Not Avaz International Dance Theatre. This 14-year-old, locally based ensemble began its performance Sunday at the Wilshire Ebell with one of its four newest pieces, Anthony Shay’s leisurely arrangement of social dances from Split, Croatia. The eight couples wore heavy black clothes, with aprons and bows of brighter, often glittering, fabric ornamenting the women. The step and spatial design of the dance exuded architectural formality: people gliding through geometric configurations defining their plateau in a class structure.
Tempo and complexity did increase toward the end, but essentially Shay dropped us into a world that we’d probably find insufferably stodgy if we brought our modern values to it.

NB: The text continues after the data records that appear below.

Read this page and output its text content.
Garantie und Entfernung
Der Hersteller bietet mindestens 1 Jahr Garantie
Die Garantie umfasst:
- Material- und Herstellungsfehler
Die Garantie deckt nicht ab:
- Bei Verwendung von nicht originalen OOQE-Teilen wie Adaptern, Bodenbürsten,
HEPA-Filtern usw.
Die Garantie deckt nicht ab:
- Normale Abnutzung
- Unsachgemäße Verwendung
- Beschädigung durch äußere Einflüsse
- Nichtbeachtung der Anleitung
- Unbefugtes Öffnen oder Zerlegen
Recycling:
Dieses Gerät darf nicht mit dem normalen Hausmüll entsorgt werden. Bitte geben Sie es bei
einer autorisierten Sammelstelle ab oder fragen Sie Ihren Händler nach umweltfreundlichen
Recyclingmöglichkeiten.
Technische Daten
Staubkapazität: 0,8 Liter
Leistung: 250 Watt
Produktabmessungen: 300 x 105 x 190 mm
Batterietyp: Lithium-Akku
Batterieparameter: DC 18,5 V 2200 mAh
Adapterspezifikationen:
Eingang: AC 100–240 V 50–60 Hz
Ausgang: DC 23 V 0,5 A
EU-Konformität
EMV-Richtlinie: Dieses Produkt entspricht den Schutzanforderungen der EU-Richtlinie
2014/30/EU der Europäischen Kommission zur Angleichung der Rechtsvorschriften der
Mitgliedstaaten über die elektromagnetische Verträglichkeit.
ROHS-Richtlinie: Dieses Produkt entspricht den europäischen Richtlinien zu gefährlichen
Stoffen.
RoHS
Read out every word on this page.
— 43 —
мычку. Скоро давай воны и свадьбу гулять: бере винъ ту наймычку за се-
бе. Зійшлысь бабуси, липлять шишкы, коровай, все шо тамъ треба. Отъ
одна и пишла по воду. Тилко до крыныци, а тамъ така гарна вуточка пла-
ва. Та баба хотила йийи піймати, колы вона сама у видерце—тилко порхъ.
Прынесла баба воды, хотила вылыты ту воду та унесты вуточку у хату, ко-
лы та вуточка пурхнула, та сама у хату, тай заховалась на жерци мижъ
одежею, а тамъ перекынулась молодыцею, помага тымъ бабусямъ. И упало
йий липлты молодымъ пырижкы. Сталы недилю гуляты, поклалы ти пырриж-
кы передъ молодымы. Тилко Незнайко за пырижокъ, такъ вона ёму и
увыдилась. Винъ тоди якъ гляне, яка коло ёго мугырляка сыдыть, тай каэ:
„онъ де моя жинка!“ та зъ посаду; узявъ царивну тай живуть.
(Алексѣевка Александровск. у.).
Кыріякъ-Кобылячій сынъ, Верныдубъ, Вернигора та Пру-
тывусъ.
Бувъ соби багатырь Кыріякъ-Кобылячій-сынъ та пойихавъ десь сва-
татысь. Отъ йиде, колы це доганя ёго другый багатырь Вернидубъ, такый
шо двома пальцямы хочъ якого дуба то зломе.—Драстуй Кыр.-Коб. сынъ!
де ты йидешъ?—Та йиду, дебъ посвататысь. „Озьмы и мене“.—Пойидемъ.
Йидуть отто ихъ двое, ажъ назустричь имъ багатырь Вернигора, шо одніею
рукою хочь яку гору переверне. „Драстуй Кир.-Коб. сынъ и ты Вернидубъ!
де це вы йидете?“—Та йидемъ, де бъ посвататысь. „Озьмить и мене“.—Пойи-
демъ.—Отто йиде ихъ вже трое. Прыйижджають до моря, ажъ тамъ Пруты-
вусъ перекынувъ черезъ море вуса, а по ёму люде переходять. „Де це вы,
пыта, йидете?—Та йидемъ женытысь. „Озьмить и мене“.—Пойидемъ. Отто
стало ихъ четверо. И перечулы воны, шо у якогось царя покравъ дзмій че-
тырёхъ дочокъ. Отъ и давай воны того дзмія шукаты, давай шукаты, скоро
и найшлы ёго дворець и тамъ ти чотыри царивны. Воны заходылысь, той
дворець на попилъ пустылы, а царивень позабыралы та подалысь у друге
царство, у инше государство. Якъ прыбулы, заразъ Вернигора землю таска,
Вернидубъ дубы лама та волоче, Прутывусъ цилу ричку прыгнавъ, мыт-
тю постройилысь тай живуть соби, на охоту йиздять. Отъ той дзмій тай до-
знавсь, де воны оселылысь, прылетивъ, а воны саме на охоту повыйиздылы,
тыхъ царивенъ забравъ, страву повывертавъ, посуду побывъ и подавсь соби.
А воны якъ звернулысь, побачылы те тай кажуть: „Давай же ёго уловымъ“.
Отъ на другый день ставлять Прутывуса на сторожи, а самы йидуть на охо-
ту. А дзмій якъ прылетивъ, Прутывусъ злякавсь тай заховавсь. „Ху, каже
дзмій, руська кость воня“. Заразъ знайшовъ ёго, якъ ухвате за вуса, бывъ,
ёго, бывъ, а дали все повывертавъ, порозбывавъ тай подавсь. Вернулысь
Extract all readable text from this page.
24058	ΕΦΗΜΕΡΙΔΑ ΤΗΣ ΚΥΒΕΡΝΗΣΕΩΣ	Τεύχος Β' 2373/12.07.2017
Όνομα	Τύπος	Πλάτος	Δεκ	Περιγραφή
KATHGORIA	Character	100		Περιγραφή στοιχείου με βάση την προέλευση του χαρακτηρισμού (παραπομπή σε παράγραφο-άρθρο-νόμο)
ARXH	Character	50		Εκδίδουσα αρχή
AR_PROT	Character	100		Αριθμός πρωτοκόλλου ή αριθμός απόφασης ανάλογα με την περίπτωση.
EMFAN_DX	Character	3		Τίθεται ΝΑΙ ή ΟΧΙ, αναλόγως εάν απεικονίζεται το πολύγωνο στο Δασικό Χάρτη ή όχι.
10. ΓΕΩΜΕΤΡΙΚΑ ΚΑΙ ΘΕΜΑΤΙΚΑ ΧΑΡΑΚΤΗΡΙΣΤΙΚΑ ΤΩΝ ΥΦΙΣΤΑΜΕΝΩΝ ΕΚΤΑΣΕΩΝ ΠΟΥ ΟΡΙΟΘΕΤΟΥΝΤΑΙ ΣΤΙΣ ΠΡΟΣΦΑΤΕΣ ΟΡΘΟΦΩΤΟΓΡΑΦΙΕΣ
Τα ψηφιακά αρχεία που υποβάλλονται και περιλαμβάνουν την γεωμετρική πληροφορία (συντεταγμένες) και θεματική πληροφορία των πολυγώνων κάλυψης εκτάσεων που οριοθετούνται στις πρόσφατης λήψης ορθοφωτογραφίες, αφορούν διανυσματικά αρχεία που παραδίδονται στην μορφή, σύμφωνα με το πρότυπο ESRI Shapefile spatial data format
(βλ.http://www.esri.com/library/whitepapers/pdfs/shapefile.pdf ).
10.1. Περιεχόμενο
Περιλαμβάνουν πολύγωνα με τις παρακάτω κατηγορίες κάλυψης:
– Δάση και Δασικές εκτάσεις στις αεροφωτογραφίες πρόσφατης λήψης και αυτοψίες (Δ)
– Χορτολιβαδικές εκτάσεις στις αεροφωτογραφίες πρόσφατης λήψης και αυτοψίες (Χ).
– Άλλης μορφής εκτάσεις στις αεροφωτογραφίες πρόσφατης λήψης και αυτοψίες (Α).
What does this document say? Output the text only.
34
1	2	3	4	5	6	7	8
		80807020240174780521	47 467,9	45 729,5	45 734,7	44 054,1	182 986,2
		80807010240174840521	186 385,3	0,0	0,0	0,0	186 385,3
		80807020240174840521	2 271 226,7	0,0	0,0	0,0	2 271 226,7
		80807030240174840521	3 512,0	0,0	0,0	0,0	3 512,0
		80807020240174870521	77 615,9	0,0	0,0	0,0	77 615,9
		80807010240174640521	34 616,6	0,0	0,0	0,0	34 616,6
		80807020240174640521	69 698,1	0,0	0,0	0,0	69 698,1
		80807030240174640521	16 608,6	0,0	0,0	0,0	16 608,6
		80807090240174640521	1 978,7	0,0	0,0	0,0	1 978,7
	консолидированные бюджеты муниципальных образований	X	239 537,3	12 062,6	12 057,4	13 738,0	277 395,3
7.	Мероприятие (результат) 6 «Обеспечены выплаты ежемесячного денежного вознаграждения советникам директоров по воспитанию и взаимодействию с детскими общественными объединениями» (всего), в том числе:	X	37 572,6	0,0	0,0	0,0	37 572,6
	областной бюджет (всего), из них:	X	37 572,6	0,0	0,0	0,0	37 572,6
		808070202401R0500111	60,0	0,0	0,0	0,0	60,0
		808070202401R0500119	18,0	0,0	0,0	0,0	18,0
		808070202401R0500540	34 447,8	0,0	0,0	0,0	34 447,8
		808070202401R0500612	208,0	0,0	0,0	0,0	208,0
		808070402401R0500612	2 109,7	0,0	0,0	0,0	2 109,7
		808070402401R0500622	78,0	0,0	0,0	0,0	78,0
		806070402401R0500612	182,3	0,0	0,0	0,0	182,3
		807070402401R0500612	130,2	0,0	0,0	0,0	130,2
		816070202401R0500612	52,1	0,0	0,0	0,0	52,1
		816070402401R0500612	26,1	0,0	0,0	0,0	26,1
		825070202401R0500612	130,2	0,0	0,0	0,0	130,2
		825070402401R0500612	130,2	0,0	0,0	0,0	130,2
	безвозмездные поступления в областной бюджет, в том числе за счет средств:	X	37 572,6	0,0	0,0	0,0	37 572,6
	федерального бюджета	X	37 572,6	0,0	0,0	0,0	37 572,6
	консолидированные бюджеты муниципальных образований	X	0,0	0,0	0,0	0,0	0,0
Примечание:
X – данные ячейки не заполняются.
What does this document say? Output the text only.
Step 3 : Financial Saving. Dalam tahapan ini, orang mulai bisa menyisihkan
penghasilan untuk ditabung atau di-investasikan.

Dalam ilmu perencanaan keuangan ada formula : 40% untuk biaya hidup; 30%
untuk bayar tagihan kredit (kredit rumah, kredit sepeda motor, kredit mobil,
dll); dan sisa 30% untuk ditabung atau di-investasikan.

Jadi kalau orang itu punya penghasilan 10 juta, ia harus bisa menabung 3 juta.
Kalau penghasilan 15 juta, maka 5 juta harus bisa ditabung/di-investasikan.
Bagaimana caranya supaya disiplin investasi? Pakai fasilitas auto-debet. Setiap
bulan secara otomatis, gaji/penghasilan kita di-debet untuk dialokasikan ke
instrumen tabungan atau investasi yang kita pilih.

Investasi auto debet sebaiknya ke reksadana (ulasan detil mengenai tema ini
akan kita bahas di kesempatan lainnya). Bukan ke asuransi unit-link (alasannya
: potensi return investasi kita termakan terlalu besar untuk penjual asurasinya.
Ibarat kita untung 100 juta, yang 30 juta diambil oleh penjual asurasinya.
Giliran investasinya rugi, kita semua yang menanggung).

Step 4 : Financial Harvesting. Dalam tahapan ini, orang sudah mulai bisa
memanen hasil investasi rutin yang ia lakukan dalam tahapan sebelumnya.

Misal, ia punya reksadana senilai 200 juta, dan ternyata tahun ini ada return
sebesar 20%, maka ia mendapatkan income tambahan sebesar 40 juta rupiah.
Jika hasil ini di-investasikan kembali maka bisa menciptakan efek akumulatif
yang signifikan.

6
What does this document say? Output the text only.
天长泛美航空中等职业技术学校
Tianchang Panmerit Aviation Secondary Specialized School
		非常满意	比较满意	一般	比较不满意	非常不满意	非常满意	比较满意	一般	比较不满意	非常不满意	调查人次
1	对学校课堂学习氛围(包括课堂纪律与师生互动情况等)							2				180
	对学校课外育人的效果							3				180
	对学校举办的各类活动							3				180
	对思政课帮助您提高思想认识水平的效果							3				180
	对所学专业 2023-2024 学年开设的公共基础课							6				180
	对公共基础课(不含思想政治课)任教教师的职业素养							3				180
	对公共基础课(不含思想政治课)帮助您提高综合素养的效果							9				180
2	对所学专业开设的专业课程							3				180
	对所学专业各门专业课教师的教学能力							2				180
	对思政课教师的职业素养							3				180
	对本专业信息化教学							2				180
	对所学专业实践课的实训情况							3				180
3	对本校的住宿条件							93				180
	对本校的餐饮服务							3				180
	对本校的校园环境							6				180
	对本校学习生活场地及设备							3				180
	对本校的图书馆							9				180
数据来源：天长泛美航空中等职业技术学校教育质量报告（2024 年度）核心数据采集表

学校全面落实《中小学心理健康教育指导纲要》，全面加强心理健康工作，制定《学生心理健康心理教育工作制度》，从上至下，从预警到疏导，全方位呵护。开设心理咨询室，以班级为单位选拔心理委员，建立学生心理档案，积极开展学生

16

But Avaz managed to keep us interested, awake our anthropological curiosity and perhaps even deliver a shock of recognition: Some of these solemn old geezers resembled the photos of our grandparents at our age.
Two new classical dances from Uzbekistan, Central Asia, contrasted the flowing style characteristic of Samarkand with the vigorous attacks associated with Bukhara. (Shay’s spoken introductions made sure we understood the difference.)
Carolyn Krueger’s Samarkand solo emphasized rippling movements of the wrists, arms and shoulders. Her Bukhara duet with co-choreographer Ixchel Dimetral-Maerker (often juxtaposed with Krueger in mirror-synchrony) featured intricately segmented gestural statements, bold manipulation of long headdress-veils and kneeling backbends displaying great flexibility of the upper torso. Samarkand had the benefit of live accompaniment but Bukhara had to accept taped percussion: a rare lapse of Avaz standards.
Shay spoke of the relationship of Uzbek culture to Iranian traditions--a point of pride to the many Iranian-Americans in the audience and an insight to everyone else.
Maerker’s new Persian court ensemble for six women showed those traditions at their most elegant, with the delicate accents from the dancers’ finger cymbals highlighting their rhythmic undulations. However, the piece seemed much too short for its wealth of movement and costume detail to make an effect.
Among familiar repertory, Shay’s suite from Bosnia proved one of Avaz’s finest achievements: strikingly staged and memorable for the sheer weight and conviction of the dancing as well as the variety of occupations and national influences depicted. Cultural time travel at its most persuasive.